J'aime les Belges

06/01/11 à 17:35 - Mise à jour à 17:35

Ca va sentir le Plat pays. Et pas qu'un peu ici. Le grand Jacques est convoqué une (nouvelle) fois par La Une (c'est une rediffusion) pour confier au monde sa douloureuse origine belge.

Un documentaire de France Brel.

Ce vendredi 7 janvier à 20.50 sur La Une.

J'aime les Belges

Douloureuse, parce que Brel semble aussi tiraillé que paradoxal quand il évoque sa belgitude, quand il raconte ses racines, son pays. Sa fille, la réalisatrice de ce documentaire parfois un peu longuet mais éclairant, ne s'appelle-t-elle pas France... Au fil des images d'archive, de ces confidences lâchées par l'un des plus grands artistes locaux du XXe siècle, on a l'impression que Brel anone, se contredit, quand il lance "notre pays est fantastique", "la Belgique est une vue de l'esprit, un pays artificiel", "je suis flamand", "toutes mes chansons sont belges" et on en passe. Comme si Brel, né et élevé à Bruxelles, aimait profondément ses origines tout en se débattant frénétiquement contre elles. Ainsi d'un Jacques s'épanouissant avec l'accent bruxellois autour de lui, mais interdisant à ses filles de se l'approprier.

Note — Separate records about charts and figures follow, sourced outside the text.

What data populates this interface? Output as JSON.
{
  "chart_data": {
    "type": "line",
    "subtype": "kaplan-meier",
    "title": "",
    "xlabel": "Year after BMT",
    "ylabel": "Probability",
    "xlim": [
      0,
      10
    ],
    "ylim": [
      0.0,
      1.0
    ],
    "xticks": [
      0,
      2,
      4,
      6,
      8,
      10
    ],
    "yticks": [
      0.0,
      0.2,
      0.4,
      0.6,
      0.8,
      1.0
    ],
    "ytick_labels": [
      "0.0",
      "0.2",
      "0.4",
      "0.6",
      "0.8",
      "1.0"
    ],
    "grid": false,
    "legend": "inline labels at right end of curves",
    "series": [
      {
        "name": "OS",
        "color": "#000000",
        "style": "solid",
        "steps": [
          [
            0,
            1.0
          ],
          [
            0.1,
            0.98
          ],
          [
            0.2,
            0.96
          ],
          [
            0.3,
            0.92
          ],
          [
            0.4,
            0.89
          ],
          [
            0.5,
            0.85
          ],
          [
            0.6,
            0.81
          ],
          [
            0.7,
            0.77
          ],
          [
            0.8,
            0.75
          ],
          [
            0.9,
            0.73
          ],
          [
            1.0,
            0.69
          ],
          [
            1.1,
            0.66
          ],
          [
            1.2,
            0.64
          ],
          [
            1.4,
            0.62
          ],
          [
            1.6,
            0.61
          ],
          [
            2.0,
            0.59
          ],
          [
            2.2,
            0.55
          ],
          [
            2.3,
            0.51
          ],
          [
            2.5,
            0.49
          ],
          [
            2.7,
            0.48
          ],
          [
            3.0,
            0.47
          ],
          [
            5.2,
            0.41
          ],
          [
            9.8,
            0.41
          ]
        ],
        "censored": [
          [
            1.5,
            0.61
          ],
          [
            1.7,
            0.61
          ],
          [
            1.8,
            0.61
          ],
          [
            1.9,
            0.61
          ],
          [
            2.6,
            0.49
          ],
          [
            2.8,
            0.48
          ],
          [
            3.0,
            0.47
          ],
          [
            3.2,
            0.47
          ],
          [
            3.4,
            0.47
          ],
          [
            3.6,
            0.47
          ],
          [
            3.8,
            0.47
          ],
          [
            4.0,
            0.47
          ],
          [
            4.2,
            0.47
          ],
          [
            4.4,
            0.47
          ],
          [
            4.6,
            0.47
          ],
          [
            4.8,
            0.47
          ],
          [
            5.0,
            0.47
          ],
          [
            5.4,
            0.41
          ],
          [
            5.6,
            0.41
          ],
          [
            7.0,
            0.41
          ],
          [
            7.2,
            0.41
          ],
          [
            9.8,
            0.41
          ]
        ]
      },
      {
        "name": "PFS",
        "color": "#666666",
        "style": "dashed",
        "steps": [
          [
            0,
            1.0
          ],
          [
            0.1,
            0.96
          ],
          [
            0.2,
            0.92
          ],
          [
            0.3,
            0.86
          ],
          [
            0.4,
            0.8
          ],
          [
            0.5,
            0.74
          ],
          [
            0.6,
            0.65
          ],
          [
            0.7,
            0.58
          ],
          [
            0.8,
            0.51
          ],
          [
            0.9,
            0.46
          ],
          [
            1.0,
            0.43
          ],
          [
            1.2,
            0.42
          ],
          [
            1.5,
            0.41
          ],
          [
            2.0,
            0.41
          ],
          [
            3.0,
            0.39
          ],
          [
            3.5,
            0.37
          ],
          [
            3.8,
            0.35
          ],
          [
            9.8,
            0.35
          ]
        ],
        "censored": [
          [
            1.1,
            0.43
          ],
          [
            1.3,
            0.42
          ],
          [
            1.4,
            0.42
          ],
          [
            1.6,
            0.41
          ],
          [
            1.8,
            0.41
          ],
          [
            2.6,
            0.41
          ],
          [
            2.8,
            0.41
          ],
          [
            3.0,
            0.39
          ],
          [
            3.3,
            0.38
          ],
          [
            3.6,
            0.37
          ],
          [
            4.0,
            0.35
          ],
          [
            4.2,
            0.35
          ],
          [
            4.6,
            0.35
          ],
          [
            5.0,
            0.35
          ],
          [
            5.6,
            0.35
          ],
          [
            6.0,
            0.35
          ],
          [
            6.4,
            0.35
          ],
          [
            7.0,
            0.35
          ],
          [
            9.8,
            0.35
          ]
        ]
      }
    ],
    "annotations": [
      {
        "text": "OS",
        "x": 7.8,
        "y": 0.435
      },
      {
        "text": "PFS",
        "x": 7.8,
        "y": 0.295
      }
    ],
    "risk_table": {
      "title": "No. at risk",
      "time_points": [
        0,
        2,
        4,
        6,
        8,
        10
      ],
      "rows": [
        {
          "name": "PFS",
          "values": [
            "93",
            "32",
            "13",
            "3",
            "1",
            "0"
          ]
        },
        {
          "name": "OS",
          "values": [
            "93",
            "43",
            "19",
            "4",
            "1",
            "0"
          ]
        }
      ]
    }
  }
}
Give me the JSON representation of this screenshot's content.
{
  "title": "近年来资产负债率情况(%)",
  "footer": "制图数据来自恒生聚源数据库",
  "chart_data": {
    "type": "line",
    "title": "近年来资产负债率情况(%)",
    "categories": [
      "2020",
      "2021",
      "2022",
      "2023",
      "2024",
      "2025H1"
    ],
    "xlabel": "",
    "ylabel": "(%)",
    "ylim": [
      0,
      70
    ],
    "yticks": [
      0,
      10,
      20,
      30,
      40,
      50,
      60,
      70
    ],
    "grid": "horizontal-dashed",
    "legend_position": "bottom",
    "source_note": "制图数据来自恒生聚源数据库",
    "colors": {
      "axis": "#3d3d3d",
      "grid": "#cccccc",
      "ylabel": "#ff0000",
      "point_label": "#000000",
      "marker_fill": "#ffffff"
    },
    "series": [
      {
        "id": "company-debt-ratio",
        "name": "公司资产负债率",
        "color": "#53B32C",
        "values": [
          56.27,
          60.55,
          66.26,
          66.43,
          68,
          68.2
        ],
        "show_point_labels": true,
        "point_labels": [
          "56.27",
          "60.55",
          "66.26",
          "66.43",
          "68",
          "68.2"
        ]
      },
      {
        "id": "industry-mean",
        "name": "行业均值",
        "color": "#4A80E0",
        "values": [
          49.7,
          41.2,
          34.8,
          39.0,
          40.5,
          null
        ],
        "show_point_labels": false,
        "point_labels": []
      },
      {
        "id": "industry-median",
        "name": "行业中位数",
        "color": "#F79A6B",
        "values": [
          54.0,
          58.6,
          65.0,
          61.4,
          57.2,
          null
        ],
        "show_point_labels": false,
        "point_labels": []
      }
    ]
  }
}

Déroulé entre chansons, entretiens avec l'homme de la Mancha (il faut rester jusqu'au générique pour entendre son irrésistible version brusseleir de La Quête), conversations avec les proches sur fond d'images d'archives, le film de France Brel a l'intelligence de rester scotché à son sujet, celui du rapport entre son père et la Belgique. Tout simplement, d'abord, parce que cette thématique semble inépuisable dans l'esprit de l'auteur des Flamingants, de Bruxelles ou d'Il neige sur Liège. Et ensuite, parce qu'elle est indissociable de son oeuvre et de sa vie, lui qui affirmait qu'on passait une existence à compenser son enfance, enfance qui, dans son Bruxelles à lui, eut l'apparence grise d'un triste automne éternel. On peut ne pas aimer Brel ou être irrité par certaines de ses chansons, mais le voir disserter sur le pays avec la force de son intelligence et avec cette relation amour-haine qu'il entretient avec la Belgique, méritait assurément qu'on mette ce documentaire en exergue, dans une période où la nation toute entière se remet en question. D'autant qu'il sera suivi d'un film dédié à l'une des plus célèbres photos de la chanson française, celle où 3 génies (Brel-Brassens-Ferré) sont réunis dans une station radio pour une papote de géants.